Zé Luiz Mazziotti, cantor

Oi, quem está falando é Zé Luiz Marciotti, cantor apaixonado pela Fátima Santos. Fátima é uma cantora muito especial, uma personalidade impressionante. É uma das maiores cantoras que eu vi na minha vida nos meus 60 anos de carreira. Uma das coisas que mais conheci é a Fátima cantando Lobo Bobo, que é uma coisa boba, e que ela tornou aquilo uma história linda, sensual, gozada, com o humor que ela tem. Então, muito bom, muito bom poder ter convivido com a Fátima. Fizemos algumas coisas juntos também, então fizemos o programa de televisão juntos, que está gravado para sempre, para as pessoas saberem quem ela é e quanto eu a amo. Então é isso, tá bom? Então beijão, Fátima, te amo. Tchau.

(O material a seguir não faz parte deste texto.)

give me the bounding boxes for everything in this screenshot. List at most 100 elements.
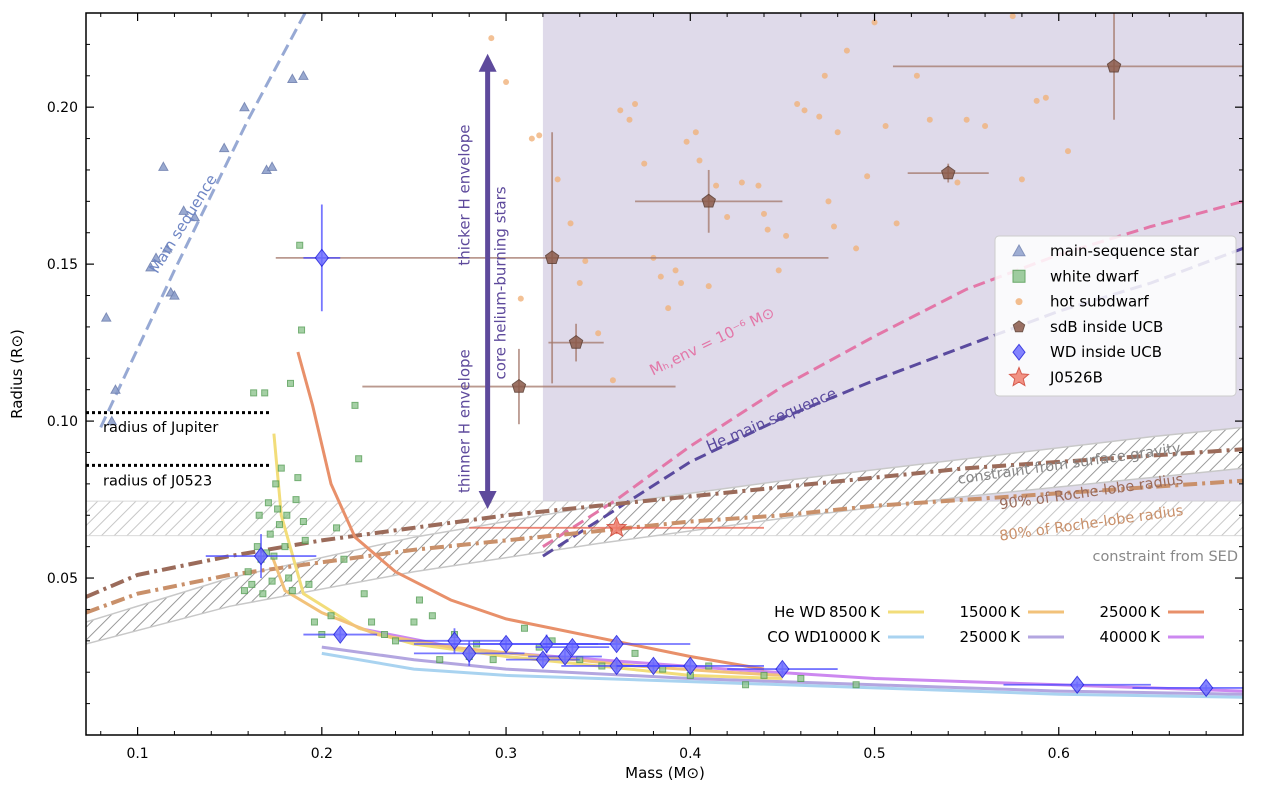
white-dwarf-point — [283, 511, 291, 519]
white-dwarf-point — [760, 671, 768, 679]
main-sequence-point — [298, 70, 309, 80]
white-dwarf-point — [281, 543, 289, 551]
hot-subdwarf-point — [528, 135, 535, 142]
y-tick-label: 0.10 — [47, 414, 78, 430]
data-points — [100, 13, 1243, 698]
hot-subdwarf-point — [775, 267, 782, 274]
he-wd-legend-title: He WD — [774, 603, 826, 621]
main-sequence-point — [158, 161, 169, 171]
white-dwarf-point — [296, 241, 304, 249]
main-sequence-point — [286, 73, 298, 84]
axis-ticks: 0.1 0.2 0.3 0.4 0.5 0.6 0.05 0.10 0.15 0.20 — [47, 13, 1243, 762]
legend-label: hot subdwarf — [1050, 293, 1149, 311]
white-dwarf-point — [298, 326, 306, 334]
main-sequence-point — [106, 415, 118, 426]
y-tick-label: 0.15 — [47, 257, 78, 273]
he-wd-legend-label: 8500 K — [829, 603, 881, 621]
hot-subdwarf-point — [1009, 13, 1016, 20]
white-dwarf-point — [259, 590, 267, 598]
envelope-arrow-up-head — [478, 53, 497, 72]
wd-ucb-point — [253, 546, 269, 566]
legend-marker-square — [1012, 269, 1026, 283]
hot-subdwarf-point — [632, 101, 639, 108]
hot-subdwarf-point — [683, 138, 690, 145]
hot-subdwarf-point — [503, 79, 510, 86]
hot-subdwarf-point — [678, 279, 685, 286]
hot-subdwarf-point — [853, 245, 860, 252]
hot-subdwarf-point — [834, 129, 841, 136]
white-dwarf-point — [294, 474, 302, 482]
hot-subdwarf-point — [963, 116, 970, 123]
white-dwarf-point — [268, 577, 276, 585]
white-dwarf-point — [428, 612, 436, 620]
hot-subdwarf-point — [692, 129, 699, 136]
wd-ucb-point — [557, 647, 573, 666]
he-wd-legend-label: 25000 K — [1099, 603, 1161, 621]
hot-subdwarf-point — [882, 123, 889, 130]
hot-subdwarf-point — [801, 107, 808, 114]
hot-subdwarf-point — [576, 279, 583, 286]
white-dwarf-point — [277, 464, 285, 472]
wd-ucb-point — [775, 659, 790, 679]
x-tick-label: 0.3 — [495, 746, 517, 762]
white-dwarf-point — [368, 618, 376, 626]
main-sequence-point — [169, 289, 180, 300]
sdb-ucb-point — [568, 334, 584, 349]
wd-ucb-point — [314, 248, 329, 268]
legend: main-sequence star white dwarf hot subdwar… — [994, 235, 1237, 397]
hot-subdwarf-point — [517, 295, 524, 302]
hot-subdwarf-point — [696, 157, 703, 164]
hot-subdwarf-point — [825, 198, 832, 205]
white-dwarf-point — [631, 649, 639, 657]
white-dwarf-point — [255, 511, 263, 519]
hot-subdwarf-point — [764, 226, 771, 233]
hot-subdwarf-point — [760, 210, 767, 217]
white-dwarf-point — [380, 631, 388, 639]
legend-marker-diamond — [1012, 343, 1026, 361]
legend-marker-pentagon — [1012, 320, 1026, 333]
white-dwarf-point — [292, 496, 300, 504]
hot-subdwarf-point — [665, 305, 672, 312]
x-tick-label: 0.5 — [863, 746, 885, 762]
wd-ucb-point — [1199, 678, 1214, 698]
hot-subdwarf-point — [582, 257, 589, 264]
hot-subdwarf-point — [843, 47, 850, 54]
roche-90-line — [86, 447, 1243, 599]
white-dwarf-point — [360, 590, 368, 598]
hot-subdwarf-point — [536, 132, 543, 139]
hot-subdwarf-point — [657, 273, 664, 280]
hot-subdwarf-point — [864, 173, 871, 180]
wd-ucb-point — [333, 625, 348, 644]
x-tick-label: 0.1 — [126, 746, 148, 762]
co-wd-10000-track — [321, 651, 1243, 699]
white-dwarf-point — [410, 618, 418, 626]
hot-subdwarf-point — [554, 176, 561, 183]
hot-subdwarf-point — [567, 220, 574, 227]
hot-subdwarf-point — [641, 160, 648, 167]
white-dwarf-point — [301, 536, 309, 544]
co-wd-legend-label: 10000 K — [819, 628, 881, 646]
he-wd-15000-track — [270, 555, 783, 677]
hot-subdwarf-point — [821, 72, 828, 79]
main-sequence-point — [189, 211, 201, 222]
white-dwarf-point — [261, 389, 269, 397]
hot-subdwarf-point — [705, 283, 712, 290]
surface-gravity-band — [86, 426, 1243, 645]
white-dwarf-point — [489, 656, 497, 664]
hot-subdwarf-point — [816, 113, 823, 120]
main-sequence-point — [150, 252, 162, 262]
main-sequence-point — [178, 205, 189, 215]
hot-subdwarf-point — [672, 267, 679, 274]
core-helium-label: core helium-burning stars — [492, 186, 510, 379]
main-sequence-point — [218, 142, 230, 153]
legend-label: main-sequence star — [1050, 242, 1200, 260]
main-sequence-point — [110, 384, 121, 394]
hot-subdwarf-point — [954, 179, 961, 186]
he-wd-legend-label: 15000 K — [959, 603, 1021, 621]
hot-subdwarf-point — [926, 116, 933, 123]
white-dwarf-point — [240, 587, 248, 595]
white-dwarf-point — [351, 401, 359, 409]
white-dwarf-point — [333, 524, 341, 532]
hot-subdwarf-point — [982, 123, 989, 130]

Thiago Almeida, músico, arranjador e produtor

Meu pai é músico e ele recebeu um convite do Timóteo, saxofonista, para tocar um Réveillon que ia ter a Fátima Santos. Ela ia cantar a música “Eu e a Brisa”. Eu vi meu pai aperreado já estudando “Eu e a Brisa”, que é uma música que já é difícil. Eu vi já ele cifrando e fazendo aquilo com uma preocupação diferente. E ele me levou no ensaio, ele foi na casa da Fátima Santos para passar a música com ela. E quando eu cheguei, meu pai ligou o teclado, ela começou a cantar e ela, em vez de cantar a letra, ela cantou algumas sílabas, tipo “Pa pa pi ra pa pi ra”. Ela mostrando uma linguagem, ou uma língua... musical... universal, diria o Hermeto. Tempos depois, eu fui tomando consciência de que ela era essa grande cantora. E com a Marimbanda a gente teve a oportunidade de fazer um show juntos. Foi incrível, e eu sonho com o dia de voltar a tocar com ela.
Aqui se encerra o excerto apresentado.